Genetic testing in colorectal cancer

Abstract

Introducing the microsatellite instability (MSI) determination as an initial screening test for colorectal cancer (CRC) enables the molecular detection of Lynch syndromes in large populations. The Revised Bethesda guidelines, MsPath model and MSI histology are useful tools for selecting patients for MSI testing. In our investigation, most clinicopathologic characteristics of MSI-H lesions of Serbian patients are similar to those reported in previous studies. CRCs with extent mucin production and localisation in right colon often show MSI. Also, we conclude that MSI-H CRC have better prognosis. Moreover, BRAF gene mutation in MSI-H CRC indicated on sporadic form of CRC with poorer survival and higher recurrence rate than MSI-H tumours without this mutation.
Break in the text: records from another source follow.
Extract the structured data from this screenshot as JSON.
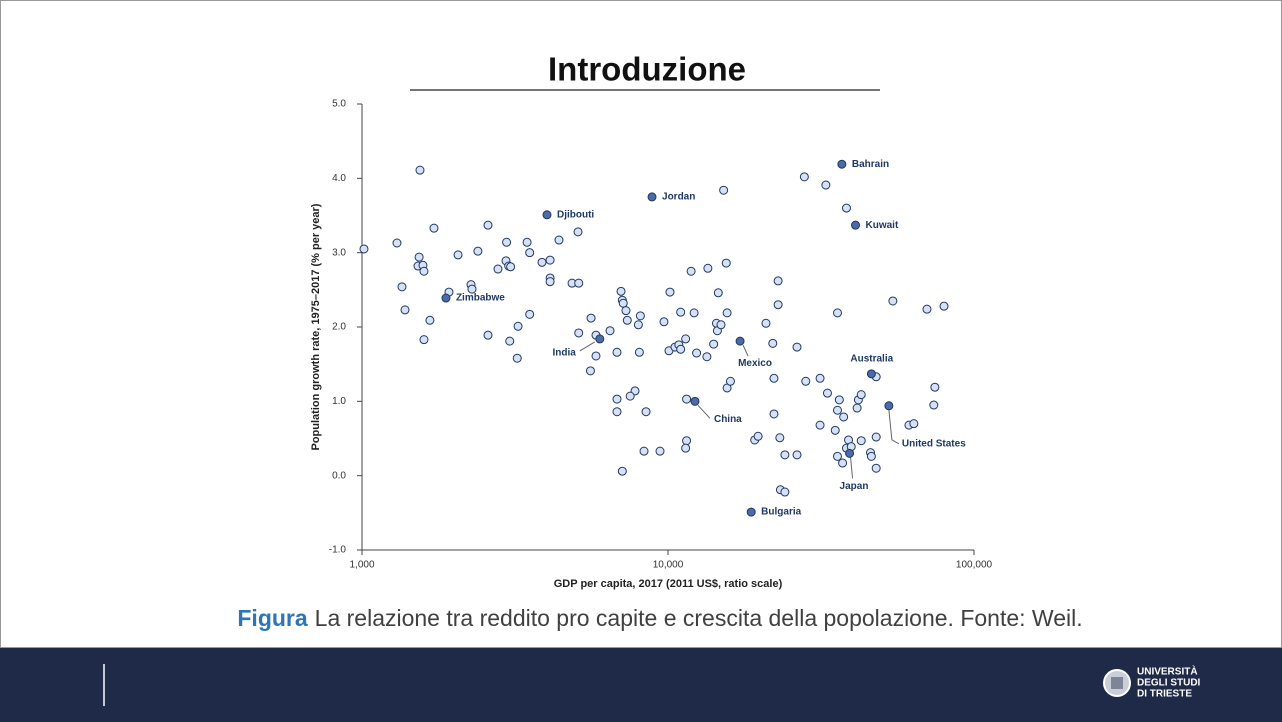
{
  "slide_title": "Introduzione",
  "caption_label": "Figura",
  "caption_text": "La relazione tra reddito pro capite e crescita della popolazione. Fonte: Weil.",
  "logo": [
    "UNIVERSITÀ",
    "DEGLI STUDI",
    "DI TRIESTE"
  ],
  "chart_data": {
    "type": "scatter",
    "x_label": "GDP per capita, 2017 (2011 US$, ratio scale)",
    "y_label": "Population growth rate, 1975–2017 (% per year)",
    "x_log": true,
    "xlim": [
      1000,
      100000
    ],
    "xticks": [
      {
        "value": 1000,
        "label": "1,000"
      },
      {
        "value": 10000,
        "label": "10,000"
      },
      {
        "value": 100000,
        "label": "100,000"
      }
    ],
    "ylim": [
      -1,
      5
    ],
    "yticks": [
      {
        "value": -1,
        "label": "-1.0"
      },
      {
        "value": 0,
        "label": "0.0"
      },
      {
        "value": 1,
        "label": "1.0"
      },
      {
        "value": 2,
        "label": "2.0"
      },
      {
        "value": 3,
        "label": "3.0"
      },
      {
        "value": 4,
        "label": "4.0"
      },
      {
        "value": 5,
        "label": "5.0"
      }
    ],
    "series": [
      {
        "color": "#d6e2f4",
        "x": [
          1015,
          1301,
          1351,
          1382,
          1547,
          1537,
          1524,
          1582,
          1594,
          1594,
          1667,
          1719,
          1924,
          2060,
          2271,
          2288,
          2392,
          2581,
          2581,
          2782,
          2955,
          2968,
          3016,
          3060,
          3040,
          3236,
          3216,
          3463,
          3532,
          3532,
          3874,
          4118,
          4118,
          4118,
          4403,
          4858,
          5081,
          5108,
          5108,
          5604,
          5580,
          5817,
          5817,
          6465,
          6813,
          6813,
          6813,
          7022,
          7092,
          7140,
          7092,
          7288,
          7362,
          7803,
          7523,
          8002,
          8123,
          8063,
          8349,
          8476,
          9417,
          9702,
          10075,
          10150,
          10540,
          10850,
          11000,
          11000,
          11420,
          11500,
          11500,
          11420,
          11900,
          12170,
          12400,
          13500,
          13400,
          14100,
          14400,
          14500,
          14600,
          14900,
          15200,
          15500,
          15600,
          15600,
          16000,
          19200,
          19700,
          20900,
          22000,
          22200,
          22200,
          22900,
          22900,
          23200,
          23300,
          24100,
          24100,
          26400,
          26400,
          27900,
          28200,
          31400,
          31400,
          32800,
          33200,
          35200,
          35800,
          35800,
          36300,
          35800,
          37500,
          37200,
          38300,
          38900,
          38300,
          39700,
          41500,
          41900,
          42800,
          42800,
          47900,
          45900,
          46200,
          47900,
          47900,
          54300,
          61300,
          63600,
          70200,
          73900,
          74500,
          79800
        ],
        "values": [
          3.05,
          3.13,
          2.54,
          2.23,
          4.11,
          2.94,
          2.82,
          2.83,
          2.75,
          1.83,
          2.09,
          3.33,
          2.47,
          2.97,
          2.57,
          2.51,
          3.02,
          3.37,
          1.89,
          2.78,
          2.89,
          3.14,
          2.82,
          2.81,
          1.81,
          2.01,
          1.58,
          3.14,
          3.0,
          2.17,
          2.87,
          2.9,
          2.66,
          2.61,
          3.17,
          2.59,
          3.28,
          2.59,
          1.92,
          2.12,
          1.41,
          1.89,
          1.61,
          1.95,
          1.03,
          0.86,
          1.66,
          2.48,
          2.36,
          2.32,
          0.06,
          2.22,
          2.09,
          1.14,
          1.07,
          2.03,
          2.15,
          1.66,
          0.33,
          0.86,
          0.33,
          2.07,
          1.68,
          2.47,
          1.73,
          1.76,
          1.7,
          2.2,
          1.84,
          1.03,
          0.47,
          0.37,
          2.75,
          2.19,
          1.65,
          2.79,
          1.6,
          1.77,
          2.05,
          1.95,
          2.46,
          2.03,
          3.84,
          2.86,
          2.19,
          1.18,
          1.27,
          0.48,
          0.53,
          2.05,
          1.78,
          1.31,
          0.83,
          2.62,
          2.3,
          0.51,
          -0.19,
          -0.22,
          0.28,
          1.73,
          0.28,
          4.02,
          1.27,
          0.68,
          1.31,
          3.91,
          1.11,
          0.61,
          2.19,
          0.88,
          1.02,
          0.26,
          0.79,
          0.17,
          3.6,
          0.48,
          0.37,
          0.39,
          0.91,
          1.02,
          1.09,
          0.47,
          1.33,
          0.31,
          0.26,
          0.52,
          0.1,
          2.35,
          0.68,
          0.7,
          2.24,
          0.95,
          1.19,
          2.28
        ]
      },
      {
        "color": "#4a6aa8",
        "x": [
          1881,
          4023,
          8867,
          5986,
          12250,
          17200,
          18700,
          37000,
          41000,
          46200,
          39200,
          52700
        ],
        "values": [
          2.39,
          3.51,
          3.75,
          1.84,
          1.0,
          1.81,
          -0.49,
          4.19,
          3.37,
          1.37,
          0.3,
          0.94
        ],
        "labels": [
          "Zimbabwe",
          "Djibouti",
          "Jordan",
          "India",
          "China",
          "Mexico",
          "Bulgaria",
          "Bahrain",
          "Kuwait",
          "Australia",
          "Japan",
          "United States"
        ]
      }
    ]
  }
}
Another genetic testing that uses to distinguish sporadic and inherited CRC is methylation of MLH1 gene promoter. These genetic tests (MSI, BRAF, methylation status of MLH1 gene) are important in recognizing Lynch syndrome, while intensive screening for colonic and extracolonic malignances is required for MisMatch Repair gene mutation carriers. Our group assessed the impact of combined prognostic significance of MSI and postoperative 5-FU treatment status on the survival of unselected patients who were treated surgically for CRC in stage II and III and found out that disease free survival was statistical significantly lower in patients with MSI-H CRCs who were treated by adjuvant 5-FU therapy. As novel microsatellite marker, we propose HSP110T17. Antiapoptotic effect increases cell sensitivity to anticancer agent such as oxaliplatin and 5-fluorouracil in CRCs with unstable HSP110T17. Understanding key steps in the oncogenic pathways for CRC may help in the development of new screening markers with the aim to improve the therapy and prognosis of CRC.